In the years since he took over the town, the reasons for his actions are still murky. Why did Bruce Willis buy out an entire town and why is he still kicking around Idaho with big ideas?

  • Shorty's Diner Revived The 1950s Vibe In Hailey

    One of the many passion projects Willis took on in Hailey was Shorty's Diner, a 1950s-style malt shop complete with sea foam green booths and a jukebox in the corner. According to The Independent, Shorty's had such a hold on the breakfast crowd that the two other diners in town shut down due to lack of business.

    Even though the diner was a popular attraction in Hailey, one day in May 2008, Willis shuttered the windows and walked away. Terra Korom, Shorty's bookkeeper, recalled: "He came into Shorty's on a Sunday night, clapped his hands, and said: 'Okay. Close the place down. We're done.'"

    The staff was sent home, and that was that, though the diner soon reopened under new management.

  • Photo: Everett Collection /

    Demi Moore Filled A Victorian Mansion With Porcelain Dolls

    Many of Willis's purchases in Hailey can be explained as business acumen despite their extravagance, but one seemed inexplicable.
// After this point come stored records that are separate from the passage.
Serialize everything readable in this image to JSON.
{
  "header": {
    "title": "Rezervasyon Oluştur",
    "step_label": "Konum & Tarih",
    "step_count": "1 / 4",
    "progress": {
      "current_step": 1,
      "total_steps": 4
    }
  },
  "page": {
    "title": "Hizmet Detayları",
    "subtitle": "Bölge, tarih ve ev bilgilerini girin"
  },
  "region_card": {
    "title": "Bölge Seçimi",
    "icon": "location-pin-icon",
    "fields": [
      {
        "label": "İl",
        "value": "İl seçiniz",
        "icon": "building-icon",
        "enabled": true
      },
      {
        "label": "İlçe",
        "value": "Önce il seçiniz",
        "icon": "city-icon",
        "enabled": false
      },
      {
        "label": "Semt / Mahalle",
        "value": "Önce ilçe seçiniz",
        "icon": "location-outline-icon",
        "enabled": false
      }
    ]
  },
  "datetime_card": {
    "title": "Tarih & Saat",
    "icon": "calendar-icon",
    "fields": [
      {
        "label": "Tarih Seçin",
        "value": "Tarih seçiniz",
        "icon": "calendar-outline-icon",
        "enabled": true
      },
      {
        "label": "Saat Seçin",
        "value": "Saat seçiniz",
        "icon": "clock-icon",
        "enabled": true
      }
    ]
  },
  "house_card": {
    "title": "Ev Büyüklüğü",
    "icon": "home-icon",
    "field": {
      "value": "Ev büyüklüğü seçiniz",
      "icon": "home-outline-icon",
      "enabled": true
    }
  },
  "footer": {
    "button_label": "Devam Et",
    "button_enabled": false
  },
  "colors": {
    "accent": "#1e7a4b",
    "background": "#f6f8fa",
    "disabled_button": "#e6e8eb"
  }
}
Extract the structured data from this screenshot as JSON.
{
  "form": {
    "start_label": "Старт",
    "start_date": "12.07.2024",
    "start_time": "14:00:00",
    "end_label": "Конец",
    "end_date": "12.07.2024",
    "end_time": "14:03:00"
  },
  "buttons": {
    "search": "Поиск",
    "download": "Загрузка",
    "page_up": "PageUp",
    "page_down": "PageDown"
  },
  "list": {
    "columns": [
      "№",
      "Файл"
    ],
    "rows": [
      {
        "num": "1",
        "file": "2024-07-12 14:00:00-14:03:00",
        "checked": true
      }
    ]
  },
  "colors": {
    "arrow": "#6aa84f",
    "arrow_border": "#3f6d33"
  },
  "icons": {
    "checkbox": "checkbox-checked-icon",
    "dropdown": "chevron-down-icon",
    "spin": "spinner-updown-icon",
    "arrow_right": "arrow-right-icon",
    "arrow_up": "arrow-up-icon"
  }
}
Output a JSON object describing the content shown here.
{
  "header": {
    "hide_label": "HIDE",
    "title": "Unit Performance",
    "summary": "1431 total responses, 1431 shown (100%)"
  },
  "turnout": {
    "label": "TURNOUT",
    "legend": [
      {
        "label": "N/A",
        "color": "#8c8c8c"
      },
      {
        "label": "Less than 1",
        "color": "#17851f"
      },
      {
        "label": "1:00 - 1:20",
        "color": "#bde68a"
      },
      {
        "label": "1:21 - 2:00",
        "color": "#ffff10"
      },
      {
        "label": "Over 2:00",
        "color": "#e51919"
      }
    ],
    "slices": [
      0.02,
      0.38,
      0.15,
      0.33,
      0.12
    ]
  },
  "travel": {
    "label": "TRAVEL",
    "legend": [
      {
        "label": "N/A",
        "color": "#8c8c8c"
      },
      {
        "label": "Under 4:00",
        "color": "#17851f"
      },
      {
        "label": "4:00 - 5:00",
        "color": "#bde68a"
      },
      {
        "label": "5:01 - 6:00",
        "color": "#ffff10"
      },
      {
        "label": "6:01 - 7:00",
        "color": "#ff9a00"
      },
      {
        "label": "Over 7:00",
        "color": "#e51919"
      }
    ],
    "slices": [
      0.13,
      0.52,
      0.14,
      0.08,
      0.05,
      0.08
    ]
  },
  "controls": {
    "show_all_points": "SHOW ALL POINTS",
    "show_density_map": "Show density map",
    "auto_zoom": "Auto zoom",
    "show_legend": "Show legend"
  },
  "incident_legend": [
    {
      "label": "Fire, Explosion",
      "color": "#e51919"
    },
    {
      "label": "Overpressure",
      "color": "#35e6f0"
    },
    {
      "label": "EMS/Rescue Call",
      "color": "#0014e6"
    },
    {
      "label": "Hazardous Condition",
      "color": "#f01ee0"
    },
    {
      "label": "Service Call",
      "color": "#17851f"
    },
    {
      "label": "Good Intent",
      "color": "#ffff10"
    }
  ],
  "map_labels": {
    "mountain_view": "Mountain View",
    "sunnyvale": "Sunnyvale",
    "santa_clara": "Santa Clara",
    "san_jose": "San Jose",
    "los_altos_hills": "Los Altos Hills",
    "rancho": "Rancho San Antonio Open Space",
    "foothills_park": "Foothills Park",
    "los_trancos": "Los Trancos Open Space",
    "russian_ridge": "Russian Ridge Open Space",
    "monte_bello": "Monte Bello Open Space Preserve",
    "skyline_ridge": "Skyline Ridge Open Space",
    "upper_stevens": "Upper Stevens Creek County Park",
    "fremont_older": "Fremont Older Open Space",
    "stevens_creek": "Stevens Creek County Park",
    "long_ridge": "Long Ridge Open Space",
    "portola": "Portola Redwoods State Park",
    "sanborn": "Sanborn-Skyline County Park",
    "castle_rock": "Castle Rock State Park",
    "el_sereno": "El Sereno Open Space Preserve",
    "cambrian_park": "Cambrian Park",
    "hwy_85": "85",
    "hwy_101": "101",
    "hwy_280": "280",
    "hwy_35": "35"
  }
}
After buying a plot of land and everything on it from the Lawson family, Willis's brief neighbors, Willis reportedly pressured the family also to sell him their new home, a Victorian mansion they had just renovated, for far above the asking price.

    Willis gave the home to his then-wife, Demi Moore, for her 30th birthday. Moore used the house as a place to store her collection of porcelain dolls, which at the time numbered around 2,000.

    Ed Lawson later explained, "What Bruce Willis wants, Bruce Willis gets. He makes up his mind what he is going to do and does it."

  • Willis Was Allegedly A Harsh Employer

    Working for Willis was not the most pleasant experience, according to many of his former employees in Hailey. Willis's employees claimed the actor took out his frustrations on them and often fired people with no explanation. Everyone who worked for his establishments had to sign an NDA - talking to the press and other "outsiders" about Willis's business in Hailey was not allowed.

    It wasn't just Willis who was heavy-handed. Moore was known to confront people if she thought they were taking her picture. One story alleges Moore sent her children's nanny to ask for a woman's camera at a Halloween party so she could remove the film, just in case Moore was in any of the photos. The woman refused to hand over the camera.

  • His Career May Have Caused Him To Pull Out Of Hailey

    For a few years in the mid-to-late '90s, Willis reigned at the American box office. But in 1998, Willis pulled his investments out of Hailey without any warning or explanation. He shut down both the Mint and Shorty's, leaving buildings empty on Hailey's Main Street.

    While he was the king of Hailey, Willis paid for extravagant, firework-laden Christmas and Fourth of July celebrations, but after he pulled his investments, the fireworks stopped. Plans for future developments were canceled. Willis also faced a series of lawsuits from former contractors and employees about unpaid invoices and wages.